Uma ida clandestina ao circo determinou-lhe o futuro. Era ainda menino de escola quando o castigo paterno por tal “delito” o obrigou a substituir a leitura e o cinema pela escrita de pequenos contos. Ficou-lhe para a vida. Aos 72 anos, o vencedor da primeira edição do Prémio de Criação Literária da Casa da América Latina (pelo romance O Voo da Rainha, editado em Portugal pela Asa) é um dos escritores e jornalistas mais importantes da América do Sul, em particular da Argentina, o país onde nasceu
Tem sobre a mesa-de-cabeceira um bloco e um gravador em que regista os sonhos. Não o faz por teima ou superstição, mas porque, há alguns anos, aconteceu-lhe começar a construir enredos durante o sono. Assim nasceu O Voo da Rainha, o romance que, em Espanha, valeu a Tomás Eloy Martínez o Prémio Alfaguara e, agora, em Portugal, a primeira edição do Prémio de Criação Literária atribuído pela Casa da América Latina, que veio receber, a Lisboa, a 16 de Janeiro: “Tudo começou com um sonho em que um homem autoritário matava ao mesmo tempo a mãe e a amante, que era o ser que ele mais amava no mundo. Figuras como esta são recorrentes na minha bibliografia já que na Argentina, que sofreu muito com o autoritarismo nos últimos 75 anos, ainda há uma cultura de obediência e submissão. Continuam a existir caudilhos, senhores feudais, porventura mais difíceis de controlar do que os generais”.

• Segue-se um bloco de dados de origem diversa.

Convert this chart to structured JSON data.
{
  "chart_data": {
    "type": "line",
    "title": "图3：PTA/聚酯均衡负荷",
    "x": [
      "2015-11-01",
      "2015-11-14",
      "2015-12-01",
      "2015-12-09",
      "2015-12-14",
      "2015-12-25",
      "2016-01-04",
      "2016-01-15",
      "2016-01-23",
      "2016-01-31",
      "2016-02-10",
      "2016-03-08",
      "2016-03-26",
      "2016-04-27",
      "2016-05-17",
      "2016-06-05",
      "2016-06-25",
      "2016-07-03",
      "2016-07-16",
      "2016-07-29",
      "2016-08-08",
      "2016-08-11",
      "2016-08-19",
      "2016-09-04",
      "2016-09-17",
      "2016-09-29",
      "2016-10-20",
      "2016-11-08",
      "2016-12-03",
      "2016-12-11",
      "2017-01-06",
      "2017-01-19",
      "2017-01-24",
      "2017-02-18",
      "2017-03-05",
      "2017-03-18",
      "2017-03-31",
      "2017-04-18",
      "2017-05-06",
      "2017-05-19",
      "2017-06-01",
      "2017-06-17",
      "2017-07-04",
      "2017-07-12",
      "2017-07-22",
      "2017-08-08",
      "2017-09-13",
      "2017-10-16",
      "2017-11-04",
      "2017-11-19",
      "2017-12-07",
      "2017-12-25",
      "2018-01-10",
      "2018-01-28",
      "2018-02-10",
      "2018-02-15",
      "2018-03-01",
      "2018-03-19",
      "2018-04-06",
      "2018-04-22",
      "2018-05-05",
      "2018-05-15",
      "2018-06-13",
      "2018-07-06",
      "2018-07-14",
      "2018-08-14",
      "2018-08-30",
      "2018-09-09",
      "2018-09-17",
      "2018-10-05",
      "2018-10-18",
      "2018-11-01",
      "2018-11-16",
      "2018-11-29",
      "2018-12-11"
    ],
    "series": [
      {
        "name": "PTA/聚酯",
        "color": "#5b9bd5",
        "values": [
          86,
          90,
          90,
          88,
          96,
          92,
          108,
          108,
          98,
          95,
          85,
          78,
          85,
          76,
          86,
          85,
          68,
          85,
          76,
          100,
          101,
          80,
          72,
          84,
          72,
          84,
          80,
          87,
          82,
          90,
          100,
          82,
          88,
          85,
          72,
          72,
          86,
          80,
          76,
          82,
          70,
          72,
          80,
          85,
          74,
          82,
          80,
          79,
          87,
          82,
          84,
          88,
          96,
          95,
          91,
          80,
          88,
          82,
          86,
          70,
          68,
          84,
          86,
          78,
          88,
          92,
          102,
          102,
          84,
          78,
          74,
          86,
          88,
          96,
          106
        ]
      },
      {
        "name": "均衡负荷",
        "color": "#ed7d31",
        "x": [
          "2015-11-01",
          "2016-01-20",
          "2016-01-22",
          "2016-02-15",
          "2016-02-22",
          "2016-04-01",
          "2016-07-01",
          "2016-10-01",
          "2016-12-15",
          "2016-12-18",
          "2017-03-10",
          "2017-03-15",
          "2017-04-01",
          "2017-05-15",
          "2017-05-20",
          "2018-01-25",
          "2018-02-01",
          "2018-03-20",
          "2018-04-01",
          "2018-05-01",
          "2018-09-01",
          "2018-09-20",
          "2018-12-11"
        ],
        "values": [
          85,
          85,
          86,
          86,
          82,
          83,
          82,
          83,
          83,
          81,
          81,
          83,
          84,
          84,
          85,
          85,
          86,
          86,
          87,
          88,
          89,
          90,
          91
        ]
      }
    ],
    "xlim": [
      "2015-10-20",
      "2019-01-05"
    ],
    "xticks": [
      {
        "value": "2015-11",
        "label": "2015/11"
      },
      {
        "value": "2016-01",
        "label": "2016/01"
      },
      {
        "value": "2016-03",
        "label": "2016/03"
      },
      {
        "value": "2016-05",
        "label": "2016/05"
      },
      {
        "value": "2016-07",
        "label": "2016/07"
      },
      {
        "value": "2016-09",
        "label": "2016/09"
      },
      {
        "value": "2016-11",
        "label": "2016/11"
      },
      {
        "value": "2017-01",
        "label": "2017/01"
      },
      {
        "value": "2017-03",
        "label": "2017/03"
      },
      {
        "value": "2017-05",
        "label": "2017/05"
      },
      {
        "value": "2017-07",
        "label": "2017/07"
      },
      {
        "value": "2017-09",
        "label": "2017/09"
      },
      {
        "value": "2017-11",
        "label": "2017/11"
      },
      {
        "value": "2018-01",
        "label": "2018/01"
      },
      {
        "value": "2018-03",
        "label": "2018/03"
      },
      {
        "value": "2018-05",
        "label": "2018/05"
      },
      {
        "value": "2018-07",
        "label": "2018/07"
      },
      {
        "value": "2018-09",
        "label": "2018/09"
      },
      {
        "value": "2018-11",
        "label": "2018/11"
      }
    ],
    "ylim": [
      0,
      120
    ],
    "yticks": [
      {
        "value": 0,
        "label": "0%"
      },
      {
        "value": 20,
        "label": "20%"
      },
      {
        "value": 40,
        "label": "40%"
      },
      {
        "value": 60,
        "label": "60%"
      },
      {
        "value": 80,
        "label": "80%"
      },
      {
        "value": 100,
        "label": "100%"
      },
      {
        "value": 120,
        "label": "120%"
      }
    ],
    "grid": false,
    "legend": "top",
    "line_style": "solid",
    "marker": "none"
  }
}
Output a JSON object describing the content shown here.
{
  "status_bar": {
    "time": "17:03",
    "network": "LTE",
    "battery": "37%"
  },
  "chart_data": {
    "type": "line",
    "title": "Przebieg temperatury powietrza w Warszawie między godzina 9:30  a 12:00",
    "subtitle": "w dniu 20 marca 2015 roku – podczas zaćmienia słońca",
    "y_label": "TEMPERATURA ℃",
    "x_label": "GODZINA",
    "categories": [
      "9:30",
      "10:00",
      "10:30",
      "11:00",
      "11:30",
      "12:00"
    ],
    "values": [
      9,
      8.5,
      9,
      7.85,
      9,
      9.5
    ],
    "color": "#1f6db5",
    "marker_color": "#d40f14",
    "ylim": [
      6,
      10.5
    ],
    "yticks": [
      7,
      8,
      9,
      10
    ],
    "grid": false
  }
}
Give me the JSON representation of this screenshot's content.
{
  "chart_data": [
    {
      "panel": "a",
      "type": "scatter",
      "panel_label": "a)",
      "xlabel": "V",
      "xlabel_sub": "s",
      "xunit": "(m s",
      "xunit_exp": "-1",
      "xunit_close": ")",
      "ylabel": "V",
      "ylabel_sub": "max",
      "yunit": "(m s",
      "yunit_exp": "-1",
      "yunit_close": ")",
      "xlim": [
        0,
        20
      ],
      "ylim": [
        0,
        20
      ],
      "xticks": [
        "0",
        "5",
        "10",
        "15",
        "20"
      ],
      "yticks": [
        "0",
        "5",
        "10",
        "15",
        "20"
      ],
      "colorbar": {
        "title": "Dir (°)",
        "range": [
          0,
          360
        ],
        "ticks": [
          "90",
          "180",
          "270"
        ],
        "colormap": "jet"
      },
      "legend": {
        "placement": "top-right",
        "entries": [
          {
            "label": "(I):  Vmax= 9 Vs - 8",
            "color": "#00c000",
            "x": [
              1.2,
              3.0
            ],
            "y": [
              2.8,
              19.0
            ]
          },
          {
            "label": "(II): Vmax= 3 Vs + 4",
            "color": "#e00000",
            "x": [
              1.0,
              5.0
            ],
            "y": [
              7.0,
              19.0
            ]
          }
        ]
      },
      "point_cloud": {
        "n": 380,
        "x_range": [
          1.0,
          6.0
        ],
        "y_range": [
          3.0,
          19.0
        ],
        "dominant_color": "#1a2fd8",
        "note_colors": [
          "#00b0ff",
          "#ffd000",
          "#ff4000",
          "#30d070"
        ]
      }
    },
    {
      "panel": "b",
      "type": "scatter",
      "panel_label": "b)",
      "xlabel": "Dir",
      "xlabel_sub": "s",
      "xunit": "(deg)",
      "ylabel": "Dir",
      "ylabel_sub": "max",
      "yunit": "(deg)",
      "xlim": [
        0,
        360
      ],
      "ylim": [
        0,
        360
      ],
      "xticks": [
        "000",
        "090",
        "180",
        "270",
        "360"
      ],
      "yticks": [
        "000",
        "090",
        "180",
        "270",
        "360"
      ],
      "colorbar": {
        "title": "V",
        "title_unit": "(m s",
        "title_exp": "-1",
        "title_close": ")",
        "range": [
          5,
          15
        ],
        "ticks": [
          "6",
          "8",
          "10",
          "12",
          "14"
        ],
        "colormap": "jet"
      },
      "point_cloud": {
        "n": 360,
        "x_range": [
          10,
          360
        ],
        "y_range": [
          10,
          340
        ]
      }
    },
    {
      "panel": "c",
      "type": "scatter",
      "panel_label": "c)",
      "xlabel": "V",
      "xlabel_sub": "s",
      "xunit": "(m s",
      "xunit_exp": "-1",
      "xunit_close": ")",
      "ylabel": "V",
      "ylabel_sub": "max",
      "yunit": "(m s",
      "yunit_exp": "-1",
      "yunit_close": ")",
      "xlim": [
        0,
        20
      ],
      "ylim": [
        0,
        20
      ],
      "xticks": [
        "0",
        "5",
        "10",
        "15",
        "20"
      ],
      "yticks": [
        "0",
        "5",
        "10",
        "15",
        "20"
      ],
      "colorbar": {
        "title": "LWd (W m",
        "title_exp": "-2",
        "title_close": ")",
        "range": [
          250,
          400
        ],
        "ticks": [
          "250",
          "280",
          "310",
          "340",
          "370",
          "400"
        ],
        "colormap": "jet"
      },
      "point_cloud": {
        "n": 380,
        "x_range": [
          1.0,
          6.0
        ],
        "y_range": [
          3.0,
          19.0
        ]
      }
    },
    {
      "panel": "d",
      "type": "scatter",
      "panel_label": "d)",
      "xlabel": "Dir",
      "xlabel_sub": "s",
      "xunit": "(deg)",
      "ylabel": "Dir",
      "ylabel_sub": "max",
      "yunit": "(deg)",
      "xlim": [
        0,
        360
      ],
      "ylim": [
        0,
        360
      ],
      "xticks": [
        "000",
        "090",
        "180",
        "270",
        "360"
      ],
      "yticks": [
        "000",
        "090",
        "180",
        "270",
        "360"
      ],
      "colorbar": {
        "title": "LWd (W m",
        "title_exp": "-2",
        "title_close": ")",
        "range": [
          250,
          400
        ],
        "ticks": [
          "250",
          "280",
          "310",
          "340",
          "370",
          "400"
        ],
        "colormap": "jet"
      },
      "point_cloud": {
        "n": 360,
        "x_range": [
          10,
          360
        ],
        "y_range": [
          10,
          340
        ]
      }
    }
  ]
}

O prémio português, confessou durante a cerimónia da sua entrega, causou-lhe uma comoção especial: “Somos filhos de Camões, de Cervantes, de Pessoa e, na nossa diversidade, continuamos ainda a encontrar as raízes da nossa identidade ibérica”, afirmou.
O Voo da Rainha surge também envolto em circunstâncias trágicas: em Novembro de 2000, quando o escrevia, Tomás Eloy Martínez e a mulher, Susana Rotker, de 46 anos, foram vítimas de um atropelamento. O escritor ficou ferido, Susana morreu instantaneamente. “Durante vários meses fiquei em estado de pasmo. Escrever cada palavra era um trabalho de Sísifo e pensei que nunca recuperaria o impulso para retomar o romance”. Em Julho seguinte, chegou a redenção, sob a forma de um novo amor, e Tomás Eloy Martínez reencontrou forças para prosseguir o Voo.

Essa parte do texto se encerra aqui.